I went to review a restaurant with a friend, and I made him eat lambs' brains, even though he was on his way to see a physiotherapist following a catastrophic brain injury. That is just partially true; he would only smell the brains, and refused to eat them. But I tried it on.
Then I looked up "passive aggressive". Apparently, it doesn't mean avoiding conflict. It is a fully fledged personality disorder, consisting mainly of obstructionist behaviour, or to be specific, expressly not doing things that one has expressly offered to do, either interpersonally or in the workplace. I'm not like that at all. I have a mindless can-do attitude, like a child, or a dog. No, the personality trait I'm trying to stamp out is conflict avoidance. Wikipedia is not even 100% sure that avoiding conflict is a bad thing: it refers to a school of thought that says minor, non-recurring conflicts – for instance, about the interchangeability of words, or whether your friend has to taste brains – are a waste of time to tackle.
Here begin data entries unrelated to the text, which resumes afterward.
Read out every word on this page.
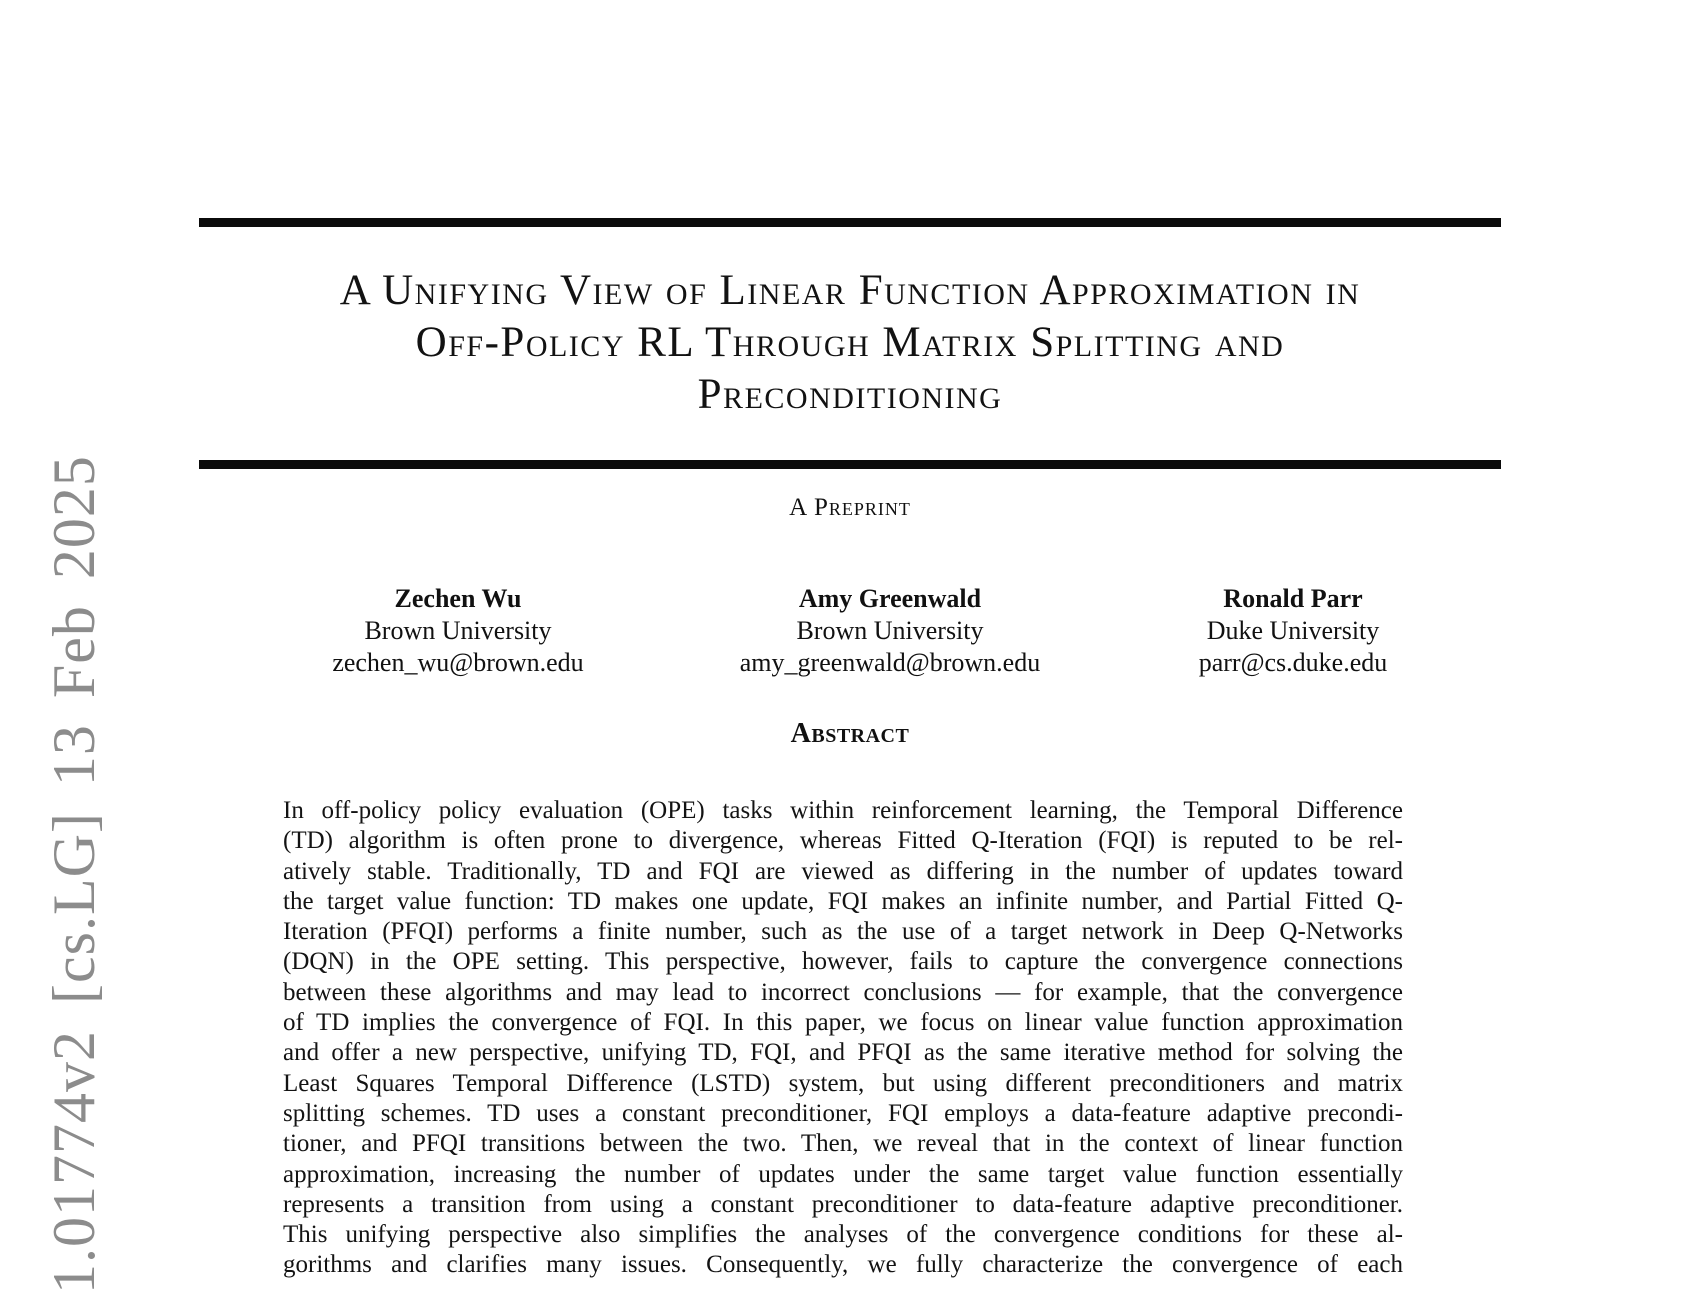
1.01774v2 [cs.LG] 13 Feb 2025
A Unifying View of Linear Function Approximation in
Off-Policy RL Through Matrix Splitting and
Preconditioning
A Preprint
Zechen Wu
Brown University
zechen_wu@brown.edu
Amy Greenwald
Brown University
amy_greenwald@brown.edu
Ronald Parr
Duke University
parr@cs.duke.edu
Abstract
In off-policy policy evaluation (OPE) tasks within reinforcement learning, the Temporal Difference
(TD) algorithm is often prone to divergence, whereas Fitted Q-Iteration (FQI) is reputed to be rel-
atively stable. Traditionally, TD and FQI are viewed as differing in the number of updates toward
the target value function: TD makes one update, FQI makes an infinite number, and Partial Fitted Q-
Iteration (PFQI) performs a finite number, such as the use of a target network in Deep Q-Networks
(DQN) in the OPE setting. This perspective, however, fails to capture the convergence connections
between these algorithms and may lead to incorrect conclusions — for example, that the convergence
of TD implies the convergence of FQI. In this paper, we focus on linear value function approximation
and offer a new perspective, unifying TD, FQI, and PFQI as the same iterative method for solving the
Least Squares Temporal Difference (LSTD) system, but using different preconditioners and matrix
splitting schemes. TD uses a constant preconditioner, FQI employs a data-feature adaptive precondi-
tioner, and PFQI transitions between the two. Then, we reveal that in the context of linear function
approximation, increasing the number of updates under the same target value function essentially
represents a transition from using a constant preconditioner to data-feature adaptive preconditioner.
This unifying perspective also simplifies the analyses of the convergence conditions for these al-
gorithms and clarifies many issues. Consequently, we fully characterize the convergence of each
My resolution should instead have been to carry on avoiding conflict, to concentrate on not complaining and stewing about it.
Next year I'm going to put all my resolutions through a rudimentary fact-checking process before I start.
Can I live without my internet binges?
Emma Brockes
Of the eight windows open on my desktop right now, one relates to the task at hand – the document I am typing these words into. Two have to do with the complaints procedure at United Airlines. One is a half-read book review. One is half-written book review. One is a YouTube clip of the Australian TV show Summer Heights High (it's so funny!) There is a page on what espresso machine to buy and an article from the New Yorker website about the Oprah Winfrey Network. It has taken all day, but I've almost finished reading it.
For a long time I told myself this behaviour was OK. It is, I thought, like the three-field system: to stop your brain going stale, you have to rotate the crops every two and a half minutes by breaking off to look at a photo on the Daily Mail website of Kim Kardashian getting out of a car.
Also, I have to know things for my job. Things happening in the culture. Since everything that happens happens in the culture, it's OK to check it. Right? That reminds me, I need Netflix.
I now have Netflix.
For the past fortnight I have gone for nearly two hours at a time without looking up anything. The window in the bottom right-hand corner of my screen has called to me but I have resisted. I have kept doing whatever I'm supposed to be doing – writing a book – and achieved a small measure of success. I'm so pleased with myself, I have taken a little mental break every two and a half minutes or so.
But today is a bank holiday in the US, so I'm being lenient. That is why, between typing "so" and "but" I checked to see if the man who cut my hair yesterday has a Facebook page. (He does!)
I could disconnect the cable. Or get one of those disabling things. That's what I'm going to do, in fact. I'm definitely going to do that. Right after I've sent a picture of Alec Guinness standing on one leg to my friend Oliver; composed a mocking email about the title of the novel, The Art of Racing in the Rain; and looked up to see how much the blazer at my old school costs these days. Guess how much? £60. I know! £60 for an item of school uniform! How times change.